Temps de lecture : 5 minutes

(Экипаж, Ekipaj)

Quelle bonne surprise, que ce remake du film russe Air crew de 1980 !

On assiste à une leçon de cinéma inespérée. Surtout si l’on considère que les péripéties aériennes ne présentent que peu de possibilités. Il ne s’agit donc là, que de variations sur un thème limité et imposé. L’exercice doit être vu comme tel.

Qu’elles passent vite les 134 minutes de ce très bon film de catastrophe ! Et pourtant généralement, ce genre n’est pas ma tasse de thé (чай)

C’est un long métrage sur l’héroïsme d’un équipage d’avion de ligne bien actuel, qui doit se porter au secours de personnes prises au piège d’une éruption volcanique.
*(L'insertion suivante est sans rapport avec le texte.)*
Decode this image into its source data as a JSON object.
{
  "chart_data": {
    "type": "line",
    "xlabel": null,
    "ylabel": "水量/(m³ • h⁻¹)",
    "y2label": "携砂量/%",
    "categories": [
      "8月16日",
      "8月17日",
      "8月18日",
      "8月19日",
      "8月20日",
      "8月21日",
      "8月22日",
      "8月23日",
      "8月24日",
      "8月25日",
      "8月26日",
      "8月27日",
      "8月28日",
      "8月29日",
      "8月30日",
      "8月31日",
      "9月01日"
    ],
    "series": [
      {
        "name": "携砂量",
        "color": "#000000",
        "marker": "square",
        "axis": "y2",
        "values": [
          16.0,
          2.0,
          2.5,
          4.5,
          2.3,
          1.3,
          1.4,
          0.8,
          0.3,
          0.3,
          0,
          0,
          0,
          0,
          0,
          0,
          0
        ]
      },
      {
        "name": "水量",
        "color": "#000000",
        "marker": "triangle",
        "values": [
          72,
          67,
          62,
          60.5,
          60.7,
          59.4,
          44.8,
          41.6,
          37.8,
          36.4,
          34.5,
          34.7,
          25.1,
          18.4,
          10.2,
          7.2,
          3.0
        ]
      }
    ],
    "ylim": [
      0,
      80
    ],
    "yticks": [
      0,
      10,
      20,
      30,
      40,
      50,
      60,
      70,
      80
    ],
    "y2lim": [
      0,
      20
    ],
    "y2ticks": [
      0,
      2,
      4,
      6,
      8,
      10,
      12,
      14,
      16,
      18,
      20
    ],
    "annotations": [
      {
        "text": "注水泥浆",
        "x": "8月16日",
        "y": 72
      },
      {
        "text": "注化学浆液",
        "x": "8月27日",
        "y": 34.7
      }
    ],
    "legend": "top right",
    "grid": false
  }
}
Un thème qui pourrait sembler a priori bien classique dans sa forme. Mais qui nous réserve en réalité de nombreuses et agréables surprises.

Bien sûr que les grandes lignes en sont connues et assez incontournables. Il s’agit toujours d’un suspense haletant et croissant, quant au sort des passagers et de l’équipe. Ils ont toute une série d’épreuves à traverser, dans un avion qui va de plus en plus mal…
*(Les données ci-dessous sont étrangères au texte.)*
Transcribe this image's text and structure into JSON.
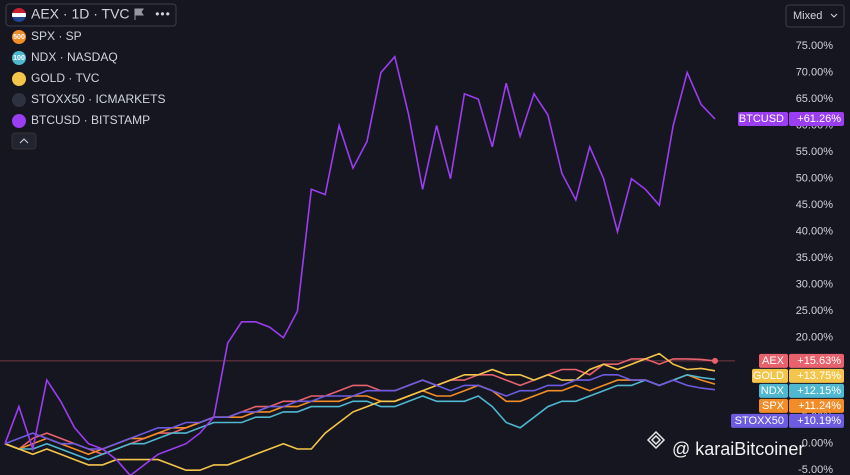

En toile de fond, il y a la nature humaine, avec ces braves, mais aussi ces moins courageux.

Mais ici le film est moins stressant que d’habitude, malgré toutes les catastrophes et tous les drames.

Ceci, car il ne s’appesantit pas sur les lâchetés, la mort et le sang.

Au contraire, il privilégie la synergie, d’abnégation et l’effort collectif. Le tout avec beaucoup de pudeur et de détermination. C’est bien plus apaisant et bien plus motivant pour le spectateur, que ces climats haineux et violents, que l’on ne connaît que trop. On devrait s’en souvenir plus souvent (*) (**)

On est frappé d’emblée par une prise de vue exceptionnelle. Sa grande beauté ne faiblit pas, des premiers plans aux derniers. Il y a plein de belles trouvailles. C’est un régal pour les yeux ! Rien que cela, justifie le détour.

Le rythme est bon, et l’on ne se rend pas compte à la fin, que l’on vient d’y passer tant de temps.

Les acteurs sont à la hauteur également. Certains sont très beaux, ce qui ne gâche rien. La blonde Lituanienne Agne Grudyte fait des merveilles. Intelligente, active et charmante, elle est considérée comme la plus belle femme de son pays. Pas étonnant que le séduisant Russe Danila Kozlovski en pince pour elle. Quel magnifique couple !

Et ils ont le grand mérite, pour nous occidentaux, d’être des inconnus (***)

La particularité ici, c’est que copilote héros est une sorte d’électron libre. Poussé par sa générosité naturelle, il est tenté de contourner le règlement, au risque de compromettre sa carrière. Mais comme parfois le salut ne peut venir que par la bande, il doit être à même d’entraîner les anciens à faire comme lui, du hors piste. On ne s’attend pas à ce qu’un film russe soit si désobéissant.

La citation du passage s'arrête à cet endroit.